Programme 22 November

11.00
Introduction, Karin Malmquist, Moderna Museet

11.10
Dalì and Politics (1951-1974) William Jeffett, Chief Curator, Exhibitions at the Salvador Dalí Museum in St. Petersburg, Florida, address how Dalí projected himself as a public figure within the landscape of post-war politics. In part he situated himself, in relation to Picasso’s identification with communism, as an anti-communist, identifying his public image within the US perspective of the cold war. In the 1940s, Dalí famously painted Franco’s ambassador to the US. Shortly thereafter Dalí sought a rapprochement with Franco’s Spain constructing himself as the consummate Spanish artist.

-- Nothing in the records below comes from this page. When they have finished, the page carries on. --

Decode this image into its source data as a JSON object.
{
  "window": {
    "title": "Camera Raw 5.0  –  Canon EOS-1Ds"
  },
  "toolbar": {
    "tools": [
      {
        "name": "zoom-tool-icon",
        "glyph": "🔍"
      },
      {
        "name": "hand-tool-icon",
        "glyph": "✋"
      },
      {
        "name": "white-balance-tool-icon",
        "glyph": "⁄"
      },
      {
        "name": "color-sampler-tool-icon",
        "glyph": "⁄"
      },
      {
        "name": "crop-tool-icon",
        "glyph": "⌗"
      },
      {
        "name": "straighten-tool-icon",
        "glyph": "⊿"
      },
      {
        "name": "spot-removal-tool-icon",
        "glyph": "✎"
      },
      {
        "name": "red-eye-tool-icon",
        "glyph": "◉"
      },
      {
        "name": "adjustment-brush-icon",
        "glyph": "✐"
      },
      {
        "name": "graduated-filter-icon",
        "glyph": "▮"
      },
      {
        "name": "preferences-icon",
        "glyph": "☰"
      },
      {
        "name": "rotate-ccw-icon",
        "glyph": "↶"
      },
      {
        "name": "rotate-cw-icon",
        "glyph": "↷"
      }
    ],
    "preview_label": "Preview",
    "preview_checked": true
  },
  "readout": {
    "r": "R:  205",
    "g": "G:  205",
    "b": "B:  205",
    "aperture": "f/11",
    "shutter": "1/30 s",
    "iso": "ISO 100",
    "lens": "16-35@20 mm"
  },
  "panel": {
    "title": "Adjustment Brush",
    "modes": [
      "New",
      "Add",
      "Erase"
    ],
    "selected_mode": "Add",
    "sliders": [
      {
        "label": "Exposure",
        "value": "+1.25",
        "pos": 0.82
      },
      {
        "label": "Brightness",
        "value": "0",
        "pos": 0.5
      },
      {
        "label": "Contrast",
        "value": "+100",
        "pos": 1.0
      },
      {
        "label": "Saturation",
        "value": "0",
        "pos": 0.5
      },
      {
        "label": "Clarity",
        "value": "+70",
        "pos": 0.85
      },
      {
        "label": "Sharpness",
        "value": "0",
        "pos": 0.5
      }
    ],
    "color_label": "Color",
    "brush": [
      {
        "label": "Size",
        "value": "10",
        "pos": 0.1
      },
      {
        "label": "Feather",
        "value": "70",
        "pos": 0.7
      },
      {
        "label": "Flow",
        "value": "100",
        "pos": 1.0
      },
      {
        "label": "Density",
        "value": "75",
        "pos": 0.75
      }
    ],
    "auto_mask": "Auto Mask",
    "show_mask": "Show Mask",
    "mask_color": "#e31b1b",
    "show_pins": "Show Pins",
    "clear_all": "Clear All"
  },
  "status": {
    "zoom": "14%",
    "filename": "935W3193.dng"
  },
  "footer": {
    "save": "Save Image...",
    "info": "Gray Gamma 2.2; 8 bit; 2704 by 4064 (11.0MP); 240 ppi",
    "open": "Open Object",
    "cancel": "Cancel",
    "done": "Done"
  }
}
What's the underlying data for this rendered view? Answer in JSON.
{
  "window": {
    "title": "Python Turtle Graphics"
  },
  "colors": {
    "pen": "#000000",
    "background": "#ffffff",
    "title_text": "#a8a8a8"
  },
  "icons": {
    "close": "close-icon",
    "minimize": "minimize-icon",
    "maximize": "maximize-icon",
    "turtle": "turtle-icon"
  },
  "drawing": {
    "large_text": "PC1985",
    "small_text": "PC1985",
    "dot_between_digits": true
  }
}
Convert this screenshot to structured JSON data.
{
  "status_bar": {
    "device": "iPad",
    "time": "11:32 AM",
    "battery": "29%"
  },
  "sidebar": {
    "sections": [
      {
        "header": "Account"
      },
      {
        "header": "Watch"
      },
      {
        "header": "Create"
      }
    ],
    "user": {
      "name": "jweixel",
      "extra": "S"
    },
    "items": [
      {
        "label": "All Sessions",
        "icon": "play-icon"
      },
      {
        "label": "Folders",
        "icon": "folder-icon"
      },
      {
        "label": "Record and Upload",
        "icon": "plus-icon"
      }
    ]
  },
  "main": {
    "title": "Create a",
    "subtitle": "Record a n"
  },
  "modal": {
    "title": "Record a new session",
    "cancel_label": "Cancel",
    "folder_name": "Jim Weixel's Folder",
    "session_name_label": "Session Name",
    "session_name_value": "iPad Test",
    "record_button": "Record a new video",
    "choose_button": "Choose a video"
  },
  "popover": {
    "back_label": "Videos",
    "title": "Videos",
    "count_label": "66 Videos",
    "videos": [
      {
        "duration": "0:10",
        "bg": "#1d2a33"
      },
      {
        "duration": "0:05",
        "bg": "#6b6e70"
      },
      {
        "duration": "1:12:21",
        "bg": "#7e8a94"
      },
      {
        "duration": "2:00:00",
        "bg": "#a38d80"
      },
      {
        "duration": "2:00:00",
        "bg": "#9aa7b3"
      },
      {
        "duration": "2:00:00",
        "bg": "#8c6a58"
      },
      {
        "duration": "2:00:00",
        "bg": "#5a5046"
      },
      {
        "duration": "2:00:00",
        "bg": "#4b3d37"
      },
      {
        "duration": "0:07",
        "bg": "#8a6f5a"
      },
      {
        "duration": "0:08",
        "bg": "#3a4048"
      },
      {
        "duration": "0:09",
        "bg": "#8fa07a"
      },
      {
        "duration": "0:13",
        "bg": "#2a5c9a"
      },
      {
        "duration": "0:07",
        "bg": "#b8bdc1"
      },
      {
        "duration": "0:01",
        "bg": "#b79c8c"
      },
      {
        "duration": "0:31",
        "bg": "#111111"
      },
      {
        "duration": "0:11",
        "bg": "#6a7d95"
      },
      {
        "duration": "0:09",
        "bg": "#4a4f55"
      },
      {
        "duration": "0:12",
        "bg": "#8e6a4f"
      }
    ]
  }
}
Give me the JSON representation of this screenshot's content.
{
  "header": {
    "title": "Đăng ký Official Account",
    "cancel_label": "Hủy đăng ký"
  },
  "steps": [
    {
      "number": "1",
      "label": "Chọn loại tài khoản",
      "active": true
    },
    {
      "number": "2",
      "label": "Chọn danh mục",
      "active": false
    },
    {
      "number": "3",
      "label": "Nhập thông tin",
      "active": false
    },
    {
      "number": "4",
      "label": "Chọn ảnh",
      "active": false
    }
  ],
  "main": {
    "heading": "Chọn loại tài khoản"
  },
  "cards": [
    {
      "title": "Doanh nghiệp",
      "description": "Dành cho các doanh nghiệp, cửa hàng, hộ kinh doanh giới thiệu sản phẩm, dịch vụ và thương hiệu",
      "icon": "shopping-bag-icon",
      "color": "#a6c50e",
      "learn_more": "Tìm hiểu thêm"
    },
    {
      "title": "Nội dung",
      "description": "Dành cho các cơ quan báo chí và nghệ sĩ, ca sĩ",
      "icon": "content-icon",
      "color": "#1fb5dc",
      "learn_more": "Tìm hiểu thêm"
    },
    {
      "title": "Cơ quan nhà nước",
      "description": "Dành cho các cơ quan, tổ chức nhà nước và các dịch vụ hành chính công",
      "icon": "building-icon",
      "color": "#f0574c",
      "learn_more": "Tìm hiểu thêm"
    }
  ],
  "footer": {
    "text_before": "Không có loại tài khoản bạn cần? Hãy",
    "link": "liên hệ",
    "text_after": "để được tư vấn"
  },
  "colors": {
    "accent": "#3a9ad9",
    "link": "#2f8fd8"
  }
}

Dalí’s contrarian position persisted well beyond the onset of the cold war. As late as the early 1970s, and at a time when arguably there was no opportunistic advantage, he continued the reaffirmation reactionary positions.

11.55
Short break

12.15
Salvador Dalí and Marcel Duchamp. Elective Affinities. The 20th Century Painting Machine. Pilar Parcerisas, PhD in Art History. art critic and curator. The friendship between Salvador Dalí and Marcel Duchamp played a major role in the evolution of 20th century painting. Both had ideas about a new pictorial conception based on the research of a new representational system. Marcel Duchamp achieved this through the creation of his erotic “machines célibataires”, like The Large Glass (1914-1923), while Salvador Dalí conceived the paranoiac-critical method. Their attitudes were derived from the literature of the late 19th century and taken to the world of the pictorial space. Pilar Parcerisas talks about the still not fully explored relationship between Salvador Dalí and Marcel Duchamp, not only regarding their personal friendship, but also from an aesthetical approach.

13.00
Lunch

14.15
Conversation between Francesco Vezzoli, artist, and John Peter Nilsson, Moderna Museet, curator Dalí Dalí featuring Francisco Vezzoli.

14.45 – 16.00
Panel discussion with all the speakers. Moderator: Dawn Ades.